Grounding in computer-supported collaborative problem solving

səhifə	14/18
tarix	25.06.2016
ölçüsü	1.41 Mb.

1 ... 10 11 12 13 14 15 16 17 18

CONTENT OF ACKNOWLEGMENT

The figures 5 (a) et 5 (b) show the global distribution of these different categories respectively in talk-talk interactions (a) and in interactions around the whiteboard (b). These figures reveal that task management is mainly performed through explicit verbal interactions and that the balance facts/inferences is not the same in MOO dialogues and on the whiteboard

Figure 5 (a): Categories of content in MOO messages

Figure 5 (b): Categories of content on the whiteboard

Variations of the acknowledgment rate for different contents

The grounding behavior varies according to the content of interactions. Table 4 gives the average rate of acknowledgment for the different categories of content. The rate is computed inside content categories, i.e. as the percentage of acknowledged interactions inside one category with respect to the total number of interactions in that content category.

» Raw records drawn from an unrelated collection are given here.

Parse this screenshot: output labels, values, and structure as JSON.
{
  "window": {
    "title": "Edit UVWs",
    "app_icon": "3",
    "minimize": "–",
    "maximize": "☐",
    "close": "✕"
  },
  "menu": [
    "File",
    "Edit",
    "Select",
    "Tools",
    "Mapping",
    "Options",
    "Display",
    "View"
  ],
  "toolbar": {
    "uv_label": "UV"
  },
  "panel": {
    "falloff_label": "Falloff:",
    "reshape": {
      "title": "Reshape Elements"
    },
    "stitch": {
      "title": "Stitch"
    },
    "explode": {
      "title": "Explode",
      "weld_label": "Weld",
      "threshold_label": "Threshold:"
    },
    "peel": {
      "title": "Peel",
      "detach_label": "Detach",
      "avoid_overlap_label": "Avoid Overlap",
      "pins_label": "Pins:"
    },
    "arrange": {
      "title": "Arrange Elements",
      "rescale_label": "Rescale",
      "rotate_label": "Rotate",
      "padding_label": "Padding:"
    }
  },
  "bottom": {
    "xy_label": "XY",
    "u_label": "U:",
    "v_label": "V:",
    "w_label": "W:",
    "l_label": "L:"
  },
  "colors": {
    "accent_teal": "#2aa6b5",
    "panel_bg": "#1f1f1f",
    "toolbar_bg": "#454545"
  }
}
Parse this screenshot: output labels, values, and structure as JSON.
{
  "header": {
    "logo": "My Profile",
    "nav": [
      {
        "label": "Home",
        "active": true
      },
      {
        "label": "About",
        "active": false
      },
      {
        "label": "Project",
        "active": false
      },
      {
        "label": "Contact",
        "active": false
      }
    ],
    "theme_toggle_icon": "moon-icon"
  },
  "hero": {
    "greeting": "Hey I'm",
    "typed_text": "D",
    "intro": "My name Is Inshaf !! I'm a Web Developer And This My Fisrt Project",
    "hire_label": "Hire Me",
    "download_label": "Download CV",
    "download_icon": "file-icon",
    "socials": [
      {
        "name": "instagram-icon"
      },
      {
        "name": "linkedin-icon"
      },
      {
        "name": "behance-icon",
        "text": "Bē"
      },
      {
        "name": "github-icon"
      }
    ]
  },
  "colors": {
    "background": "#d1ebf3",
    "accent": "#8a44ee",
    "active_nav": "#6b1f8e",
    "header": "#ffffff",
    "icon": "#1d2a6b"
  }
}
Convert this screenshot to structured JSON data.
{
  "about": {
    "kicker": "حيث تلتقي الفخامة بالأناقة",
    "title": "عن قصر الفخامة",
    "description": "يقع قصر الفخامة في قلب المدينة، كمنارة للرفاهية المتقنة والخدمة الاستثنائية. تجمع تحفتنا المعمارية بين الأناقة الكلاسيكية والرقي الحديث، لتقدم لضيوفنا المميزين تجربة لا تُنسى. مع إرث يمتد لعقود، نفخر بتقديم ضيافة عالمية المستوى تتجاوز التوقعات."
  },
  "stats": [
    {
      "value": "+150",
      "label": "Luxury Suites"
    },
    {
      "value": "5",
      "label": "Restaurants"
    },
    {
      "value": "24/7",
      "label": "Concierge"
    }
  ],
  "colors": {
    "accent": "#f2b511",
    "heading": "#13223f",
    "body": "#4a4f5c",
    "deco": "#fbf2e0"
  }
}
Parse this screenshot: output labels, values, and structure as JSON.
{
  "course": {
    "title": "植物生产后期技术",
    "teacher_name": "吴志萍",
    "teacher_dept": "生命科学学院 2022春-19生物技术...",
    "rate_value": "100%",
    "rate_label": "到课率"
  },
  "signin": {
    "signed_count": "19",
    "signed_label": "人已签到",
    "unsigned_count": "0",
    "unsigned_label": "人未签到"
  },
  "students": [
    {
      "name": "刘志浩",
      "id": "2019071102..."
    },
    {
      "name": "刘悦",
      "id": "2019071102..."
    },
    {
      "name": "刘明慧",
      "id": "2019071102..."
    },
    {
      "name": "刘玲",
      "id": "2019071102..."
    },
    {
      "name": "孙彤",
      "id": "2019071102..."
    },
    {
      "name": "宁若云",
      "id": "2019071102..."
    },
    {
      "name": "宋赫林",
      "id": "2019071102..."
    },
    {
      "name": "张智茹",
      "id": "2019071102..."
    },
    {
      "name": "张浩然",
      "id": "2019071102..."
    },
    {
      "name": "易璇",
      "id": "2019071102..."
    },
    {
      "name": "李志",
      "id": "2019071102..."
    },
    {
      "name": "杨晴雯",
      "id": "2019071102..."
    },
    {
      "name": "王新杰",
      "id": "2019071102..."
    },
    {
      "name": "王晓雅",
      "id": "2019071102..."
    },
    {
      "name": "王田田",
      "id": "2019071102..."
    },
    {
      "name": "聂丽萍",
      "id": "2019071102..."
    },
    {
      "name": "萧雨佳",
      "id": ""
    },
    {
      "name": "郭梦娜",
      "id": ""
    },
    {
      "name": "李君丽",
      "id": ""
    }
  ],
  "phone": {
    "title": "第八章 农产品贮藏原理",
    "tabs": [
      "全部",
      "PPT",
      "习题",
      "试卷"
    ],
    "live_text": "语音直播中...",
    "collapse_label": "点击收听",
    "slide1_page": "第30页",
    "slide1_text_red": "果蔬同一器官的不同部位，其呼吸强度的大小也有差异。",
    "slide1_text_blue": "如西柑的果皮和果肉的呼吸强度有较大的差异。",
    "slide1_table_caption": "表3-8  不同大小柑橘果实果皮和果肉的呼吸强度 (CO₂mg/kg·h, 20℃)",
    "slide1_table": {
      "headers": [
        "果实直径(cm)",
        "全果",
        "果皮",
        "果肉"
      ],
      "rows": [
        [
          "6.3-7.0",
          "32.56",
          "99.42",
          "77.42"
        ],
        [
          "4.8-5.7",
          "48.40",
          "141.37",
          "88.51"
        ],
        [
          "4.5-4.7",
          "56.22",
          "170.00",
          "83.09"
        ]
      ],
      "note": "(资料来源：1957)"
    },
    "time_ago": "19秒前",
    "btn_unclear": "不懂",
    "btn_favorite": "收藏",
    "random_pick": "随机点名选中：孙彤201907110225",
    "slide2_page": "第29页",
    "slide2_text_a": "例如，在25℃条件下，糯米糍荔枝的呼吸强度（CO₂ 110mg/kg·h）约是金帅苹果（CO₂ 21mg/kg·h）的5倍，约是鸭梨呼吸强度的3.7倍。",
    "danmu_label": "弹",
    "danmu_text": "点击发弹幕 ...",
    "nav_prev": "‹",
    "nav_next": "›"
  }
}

Content Category	Acknowledgment Rate
Facts		26%	Knowledge
Inferences		46%	38%
Management		43%
Meta-Communication		55%
Technique		30%
All categories		41%

Table 4: Acknowledgment rate in different content categories²⁷

The interaction rate about the problem itself (the 'knowledge level') is 38%. It is interesting to discriminate the sub-categories 'facts' and 'inferences' since they have a very different acknowledgment rate, respectively 26% and 46%. The main difference between the two is the probability of disagreement. There is nothing to disagree about facts. Acknowledgment of facts basically means "I have seen it", rather than "I understand" or "I agree". The probability of misunderstanding or disagreement will be taken into account in our final model (section 7).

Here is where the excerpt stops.